The Young Turks required a nation and a state that could be constructed from the top down through social engineering. The new state wanted to create "good citizens" out of secular, Kemalist, non-practicing Sunni Turks.
Journalists as putschists
In addition to their many other mechanisms, the Young Turks also employed the media to achieve this goal.
This state-sponsored Turkish bourgeoisie was assigned the task of using their monopoly over the media for these hegemonic purposes. The general population was unfamiliar with the notion of freedom of the press, especially practicing Muslims, who made up the majority of the country. For this reason, they hardly take the old elite seriously now.
Ahmet Sik, Nedim Sener, and Nuray Mert, as well as many other journalists have been charged with supporting – directly or indirectly – Ergenekon, a nationalist and terrorist underground organization in Turkey, the PKK, or other similar organizations. The extremely abstract and broadly formulated paragraphs of the criminal code make it easy to link the professional activities of journalists with illegal political movements or those planning a putsch.
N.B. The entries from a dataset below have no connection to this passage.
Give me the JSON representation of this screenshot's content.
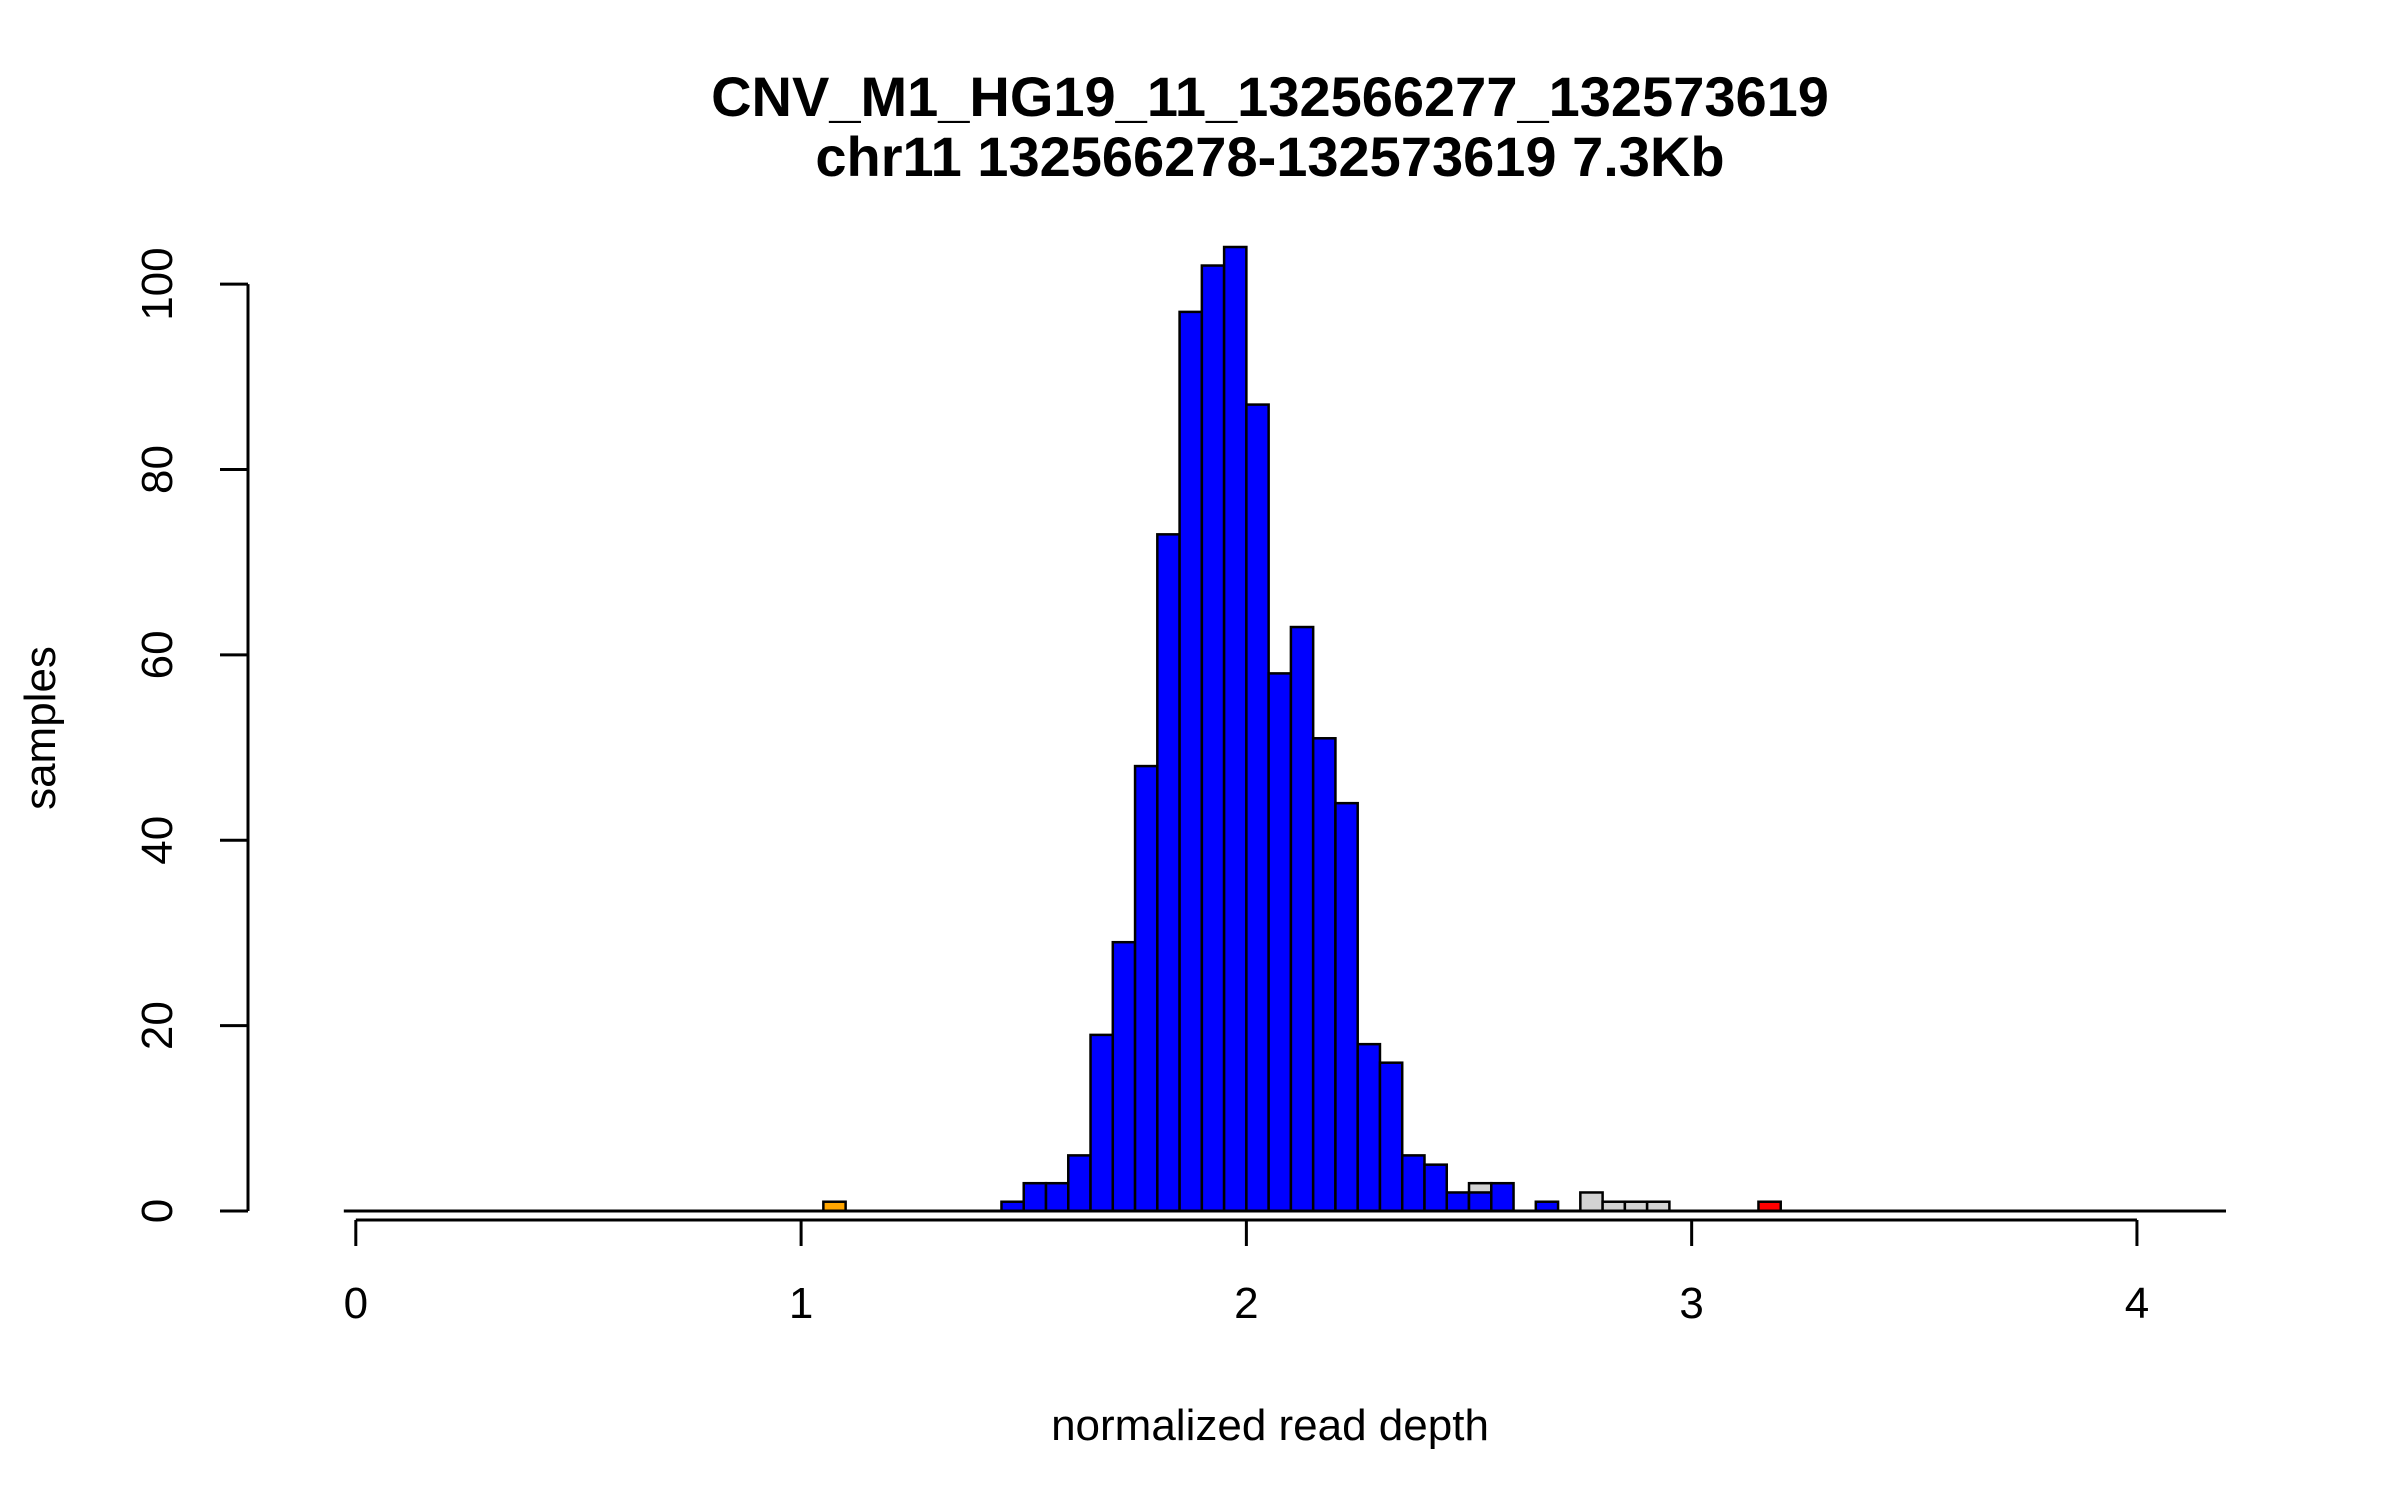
{
  "chart_data": {
    "type": "bar",
    "title": "CNV_M1_HG19_11_132566277_132573619",
    "subtitle": "chr11 132566278-132573619 7.3Kb",
    "xlabel": "normalized read depth",
    "ylabel": "samples",
    "xlim": [
      -0.04,
      4.2
    ],
    "ylim": [
      0,
      104
    ],
    "x_axis_range": [
      0,
      4.2
    ],
    "x_ticks": [
      0,
      1,
      2,
      3,
      4
    ],
    "y_ticks": [
      0,
      20,
      40,
      60,
      80,
      100
    ],
    "y_axis_range": [
      0,
      100
    ],
    "bin_width": 0.05,
    "bar_outline": "#000000",
    "colors": {
      "normal": "#0000ff",
      "grey": "#d3d3d3",
      "orange": "#ffa500",
      "red": "#ff0000"
    },
    "bins": [
      {
        "x0": 1.05,
        "value": 1,
        "color": "orange"
      },
      {
        "x0": 1.45,
        "value": 1,
        "color": "normal"
      },
      {
        "x0": 1.5,
        "value": 3,
        "color": "normal"
      },
      {
        "x0": 1.55,
        "value": 3,
        "color": "normal"
      },
      {
        "x0": 1.6,
        "value": 6,
        "color": "normal"
      },
      {
        "x0": 1.65,
        "value": 19,
        "color": "normal"
      },
      {
        "x0": 1.7,
        "value": 29,
        "color": "normal"
      },
      {
        "x0": 1.75,
        "value": 48,
        "color": "normal"
      },
      {
        "x0": 1.8,
        "value": 73,
        "color": "normal"
      },
      {
        "x0": 1.85,
        "value": 97,
        "color": "normal"
      },
      {
        "x0": 1.9,
        "value": 102,
        "color": "normal"
      },
      {
        "x0": 1.95,
        "value": 104,
        "color": "normal"
      },
      {
        "x0": 2.0,
        "value": 87,
        "color": "normal"
      },
      {
        "x0": 2.05,
        "value": 58,
        "color": "normal"
      },
      {
        "x0": 2.1,
        "value": 63,
        "color": "normal"
      },
      {
        "x0": 2.15,
        "value": 51,
        "color": "normal"
      },
      {
        "x0": 2.2,
        "value": 44,
        "color": "normal"
      },
      {
        "x0": 2.25,
        "value": 18,
        "color": "normal"
      },
      {
        "x0": 2.3,
        "value": 16,
        "color": "normal"
      },
      {
        "x0": 2.35,
        "value": 6,
        "color": "normal"
      },
      {
        "x0": 2.4,
        "value": 5,
        "color": "normal"
      },
      {
        "x0": 2.45,
        "value": 2,
        "color": "normal"
      },
      {
        "x0": 2.5,
        "value": 3,
        "color": "grey",
        "stack_below": 2,
        "stack_below_color": "normal"
      },
      {
        "x0": 2.55,
        "value": 3,
        "color": "normal"
      },
      {
        "x0": 2.65,
        "value": 1,
        "color": "normal"
      },
      {
        "x0": 2.75,
        "value": 2,
        "color": "grey"
      },
      {
        "x0": 2.8,
        "value": 1,
        "color": "grey"
      },
      {
        "x0": 2.85,
        "value": 1,
        "color": "grey"
      },
      {
        "x0": 2.9,
        "value": 1,
        "color": "grey"
      },
      {
        "x0": 3.15,
        "value": 1,
        "color": "red"
      }
    ]
  }
}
Some of the most frequently applied paragraphs of the criminal code fundamentally clash with journalistic methods of research, such as talking with security officials or gaining access to documents. The corresponding charges fall under Paragraph 285 (violation of the confidentiality of an investigation) and Paragraph 288 (the attempt to influence a court case).
Under suspicion of belonging to "Ergenekon"
"Since 2008, I have been indicted 75 times. In around half of the cases, I was acquitted," reports Büsra Erdal, a reporter with the pro-government newspaper "Zaman". She covers cases dealing with Ergenekon and Balyoz (sledgehammer), another supposed plan by the Turkish armed forces to overthrow the AKP government.
It is very dangerous to report on such sensitive cases. Typical charges are mostly based on paragraphs of the criminal code that deal with "the violation of the confidentiality of an investigation" or "the attempt to influence a court case".
When, for example, Erdal wrote a commentary in which he questioned the qualifications and competency of the judges in the Balyoz case, she was charged with "insulting the judiciary, violating confidentiality, and attempting to influence a court case".